1 Peter 3:5 For this is how the holy women who hoped in God used to adorn themselves, by submitting to their own husbands,

1 Corinthians 7:1-2  Now concerning the matters about which you wrote: “It is good for a man not to have sexual relations with a woman.” 2 But because of the temptation to sexual immorality, each man should have his own wife and each woman her own husband.

1 Corinthians 7:9b For it is better to marry than to burn with passion.

1 Timothy 5:14 So I would have younger widows marry, bear children, manage their households, and give the adversary no occasion for slander.


I would argue that the only one of these that we NEED is Genesis 1:18 in tandem with the whole Bible's assumption of the normativity of marriage.

    Now I want to quickly shift to the idea of singleness as "affliction."  In the aforementioned article, some fun is poked at the notion of singleness being a "gift," as it is a "gift" that frankly almost nobody wants.  Here's what we need to remember: everything comes to us by God's hand, and that includes affliction.  We do not have to adopt these labels of "gift" and "prize" and "treasure" simply in order to preserve God's sovereignty over our situation.  We can call it what it is -- hard, painful, suffering, affliction -- without giving into sins of anxiety, discontentment, distrust, hopelessness, and faithlessness.

    Hunger, illness, and loss are afflictions.  A mature Christian will learn to find contentment in Jesus and peace with God in the midst of these afflictions, but Christians are never told to enjoy or even to ignore them.  We do have to be just a little careful here.  Paul speaks much of "afflictions" in the New Testament, and he rejoices in them, seeing their ultimate purpose.  But there is a difference between a) learning to kiss the wave that tosses us against the Rock of Ages and b) being guilted into thinking we must actually enjoy the situation or to pretend that the pain doesn't exist.  We mustn't think ourselves less holy for feeling the pain and praying God comes to our aid (even in the form of sending us a spouse).  We aren't to enjoy hunger.  We aren't to enjoy illness.  Likewise, while we find contentment in our Creator (and, in the case of food, are taught that man does not live by bread alone), unfulfilled longing is unpleasant.  We want something that we don't have, and that is not fun.  We need not pretend that it is fun, and we need not feel guilty for feeling that we are missing out on something.
I don't think I need to belabor this point any further.

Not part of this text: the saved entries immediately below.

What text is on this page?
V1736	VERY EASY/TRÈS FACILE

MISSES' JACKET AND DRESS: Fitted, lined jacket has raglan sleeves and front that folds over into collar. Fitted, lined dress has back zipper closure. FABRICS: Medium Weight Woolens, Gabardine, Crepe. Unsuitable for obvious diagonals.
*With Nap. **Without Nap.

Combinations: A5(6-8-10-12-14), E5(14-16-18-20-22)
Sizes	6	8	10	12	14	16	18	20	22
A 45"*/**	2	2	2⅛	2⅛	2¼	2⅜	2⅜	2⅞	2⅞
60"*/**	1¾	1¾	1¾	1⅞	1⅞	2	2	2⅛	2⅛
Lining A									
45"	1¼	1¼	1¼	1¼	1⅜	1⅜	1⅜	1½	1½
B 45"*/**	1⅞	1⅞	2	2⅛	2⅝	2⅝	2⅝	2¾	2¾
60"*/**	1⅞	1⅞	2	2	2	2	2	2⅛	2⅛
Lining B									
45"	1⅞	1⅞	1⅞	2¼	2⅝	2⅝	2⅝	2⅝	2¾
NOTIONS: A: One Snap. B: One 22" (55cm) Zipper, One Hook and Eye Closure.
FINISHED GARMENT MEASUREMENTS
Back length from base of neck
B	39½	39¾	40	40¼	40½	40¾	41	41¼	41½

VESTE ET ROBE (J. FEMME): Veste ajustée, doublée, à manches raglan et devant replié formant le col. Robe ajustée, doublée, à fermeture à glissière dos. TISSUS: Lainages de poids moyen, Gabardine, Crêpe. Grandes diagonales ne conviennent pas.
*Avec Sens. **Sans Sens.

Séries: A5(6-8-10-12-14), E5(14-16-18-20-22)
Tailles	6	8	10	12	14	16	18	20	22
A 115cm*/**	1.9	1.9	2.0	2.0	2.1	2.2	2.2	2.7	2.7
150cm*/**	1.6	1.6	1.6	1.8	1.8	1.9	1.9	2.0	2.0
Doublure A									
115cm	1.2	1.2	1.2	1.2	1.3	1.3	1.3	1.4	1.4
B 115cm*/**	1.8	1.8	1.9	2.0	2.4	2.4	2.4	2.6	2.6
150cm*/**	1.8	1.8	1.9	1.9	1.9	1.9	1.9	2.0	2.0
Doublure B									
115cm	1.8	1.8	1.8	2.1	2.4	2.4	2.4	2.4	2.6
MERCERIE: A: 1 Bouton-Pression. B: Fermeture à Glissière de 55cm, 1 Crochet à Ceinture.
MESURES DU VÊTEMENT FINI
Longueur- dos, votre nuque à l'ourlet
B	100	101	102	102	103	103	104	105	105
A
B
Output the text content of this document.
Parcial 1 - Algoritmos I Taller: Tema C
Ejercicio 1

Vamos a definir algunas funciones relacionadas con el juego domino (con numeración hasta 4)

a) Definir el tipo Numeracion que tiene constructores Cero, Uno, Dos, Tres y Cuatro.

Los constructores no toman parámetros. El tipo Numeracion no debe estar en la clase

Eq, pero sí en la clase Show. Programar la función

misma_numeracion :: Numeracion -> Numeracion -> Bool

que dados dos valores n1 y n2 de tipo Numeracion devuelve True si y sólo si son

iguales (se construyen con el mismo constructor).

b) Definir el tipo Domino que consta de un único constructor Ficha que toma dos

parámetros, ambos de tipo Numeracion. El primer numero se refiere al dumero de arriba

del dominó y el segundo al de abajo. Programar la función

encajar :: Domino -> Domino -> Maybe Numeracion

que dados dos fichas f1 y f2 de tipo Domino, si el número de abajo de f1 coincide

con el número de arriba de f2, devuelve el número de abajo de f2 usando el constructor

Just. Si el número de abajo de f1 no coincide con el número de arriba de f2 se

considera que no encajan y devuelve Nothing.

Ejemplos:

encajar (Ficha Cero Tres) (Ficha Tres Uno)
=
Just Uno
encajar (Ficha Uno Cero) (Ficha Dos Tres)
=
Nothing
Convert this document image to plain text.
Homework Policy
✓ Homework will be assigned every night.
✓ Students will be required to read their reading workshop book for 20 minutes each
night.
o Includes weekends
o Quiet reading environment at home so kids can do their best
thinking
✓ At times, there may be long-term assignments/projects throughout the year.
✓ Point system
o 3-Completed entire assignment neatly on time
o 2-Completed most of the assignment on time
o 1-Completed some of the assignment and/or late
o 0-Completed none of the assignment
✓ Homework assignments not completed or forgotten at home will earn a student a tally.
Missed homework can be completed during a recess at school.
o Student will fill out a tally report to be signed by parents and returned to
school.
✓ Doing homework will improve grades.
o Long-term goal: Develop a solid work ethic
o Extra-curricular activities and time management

    What are we not-so-happy single people to do then?  First, we give thanks.  We live a life of thankfulness to God for what He has given us and for what He is doing with us.  We rejoice in our salvation and live joyful lives in Christian community.  Second, we allow ourselves to feel the loneliness and pain without losing complete trust in God.  Third, we pray for and seek a spouse.  We also ought to allow our close friends to tell us if we are obsessing over our desire for marriage to the point of neglecting the tasks God has put before us.  But let's not kid ourselves anymore with language that suggests that God will surely use you more mightily in your single years than in your married years.  Nor should we allow our thinking to be influenced by the current culture's obsession with "identity" and, as a result, obsess over language of "completeness" or "wholeness."  You are in Christ.  HE is complete, and you are in HIM.  Who YOU are is not relevant in the common sense of what it means to "be."